School of Mathematical Sciences, Ocean University of China, Qingdao, Shandong, 266100, China.
Vis Comput Ind Biomed Art. 2025 Apr 16;8(1):10. doi: 10.1186/s42492-025-00190-1.
In the task of domain generalization person re-identification (ReID), pedestrian image features exhibit significant intra-class variability and inter-class similarity. Existing methods rely on a single feature extraction architecture and struggle to capture both global context and local spatial information, resulting in weaker generalization to unseen domains. To address this issue, an innovative domain generalization person ReID method-LViT-Net, which combines local semantics and multi-feature cross fusion, is proposed. LViT-Net adopts a dual-branch encoder with a parallel hierarchical structure to extract both local and global discriminative features. In the local branch, the local multi-scale feature fusion module is designed to fuse local feature units at different scales to ensure that the fine-grained local features at various levels are accurately captured, thereby enhancing the robustness of the features. In the global branch, the dual feature cross fusion module fuses local features and global semantic information, focusing on critical semantic information and enabling the mutual refinement and matching of local and global features. This allows the model to achieve a dynamic balance between detailed and holistic information, forming robust feature representations of pedestrians. Extensive experiments demonstrate the effectiveness of LViT-Net. In both single-source and multi-source comparison experiments, the proposed method outperforms existing state-of-the-art methods.

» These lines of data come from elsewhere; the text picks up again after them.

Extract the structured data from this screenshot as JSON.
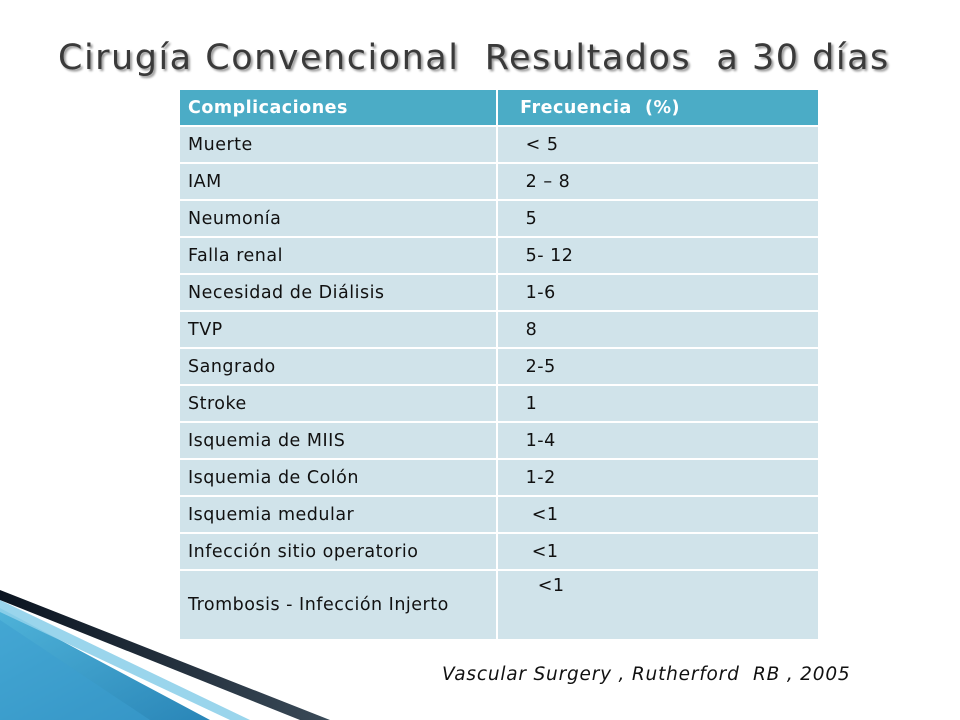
{
  "slide": {
    "title": "Cirugía Convencional  Resultados  a 30 días",
    "citation": "Vascular Surgery , Rutherford  RB , 2005",
    "colors": {
      "header_bg": "#4bacc6",
      "row_bg": "#d0e3ea",
      "accent_dark": "#1f3d55"
    }
  },
  "table": {
    "headers": [
      "Complicaciones",
      " Frecuencia  (%)"
    ],
    "rows": [
      [
        "Muerte",
        "  < 5"
      ],
      [
        "IAM",
        "  2 – 8"
      ],
      [
        "Neumonía",
        "  5"
      ],
      [
        "Falla renal",
        "  5- 12"
      ],
      [
        "Necesidad de Diálisis",
        "  1-6"
      ],
      [
        "TVP",
        "  8"
      ],
      [
        "Sangrado",
        "  2-5"
      ],
      [
        "Stroke",
        "  1"
      ],
      [
        "Isquemia de MIIS",
        "  1-4"
      ],
      [
        "Isquemia de Colón",
        "  1-2"
      ],
      [
        "Isquemia medular",
        "   <1"
      ],
      [
        "Infección sitio operatorio",
        "   <1"
      ],
      [
        "Trombosis  - Infección Injerto",
        "    <1"
      ]
    ]
  }
}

在领域泛化行人重识别(ReID)任务中,行人图像特征表现出显著的类内变异性和类间相似性。现有方法依赖单一特征提取架构,难以同时捕捉全局上下文和局部空间信息,导致对未见领域的泛化能力较弱。为解决这一问题,提出了一种创新的领域泛化行人ReID方法——LV iT-Net,它结合了局部语义和多特征交叉融合。LV iT-Net采用具有并行层次结构的双分支编码器来提取局部和全局判别特征。在局部分支中,设计了局部多尺度特征融合模块,以融合不同尺度的局部特征单元,确保准确捕捉各级别的细粒度局部特征,从而增强特征的鲁棒性。在全局分支中,双特征交叉融合模块融合局部特征和全局语义信息,聚焦关键语义信息,实现局部和全局特征的相互细化与匹配。这使得模型能够在详细信息和整体信息之间实现动态平衡,形成行人的鲁棒特征表示。大量实验证明了LV iT-Net的有效性。在单源和多源比较实验中,该方法均优于现有的最先进方法。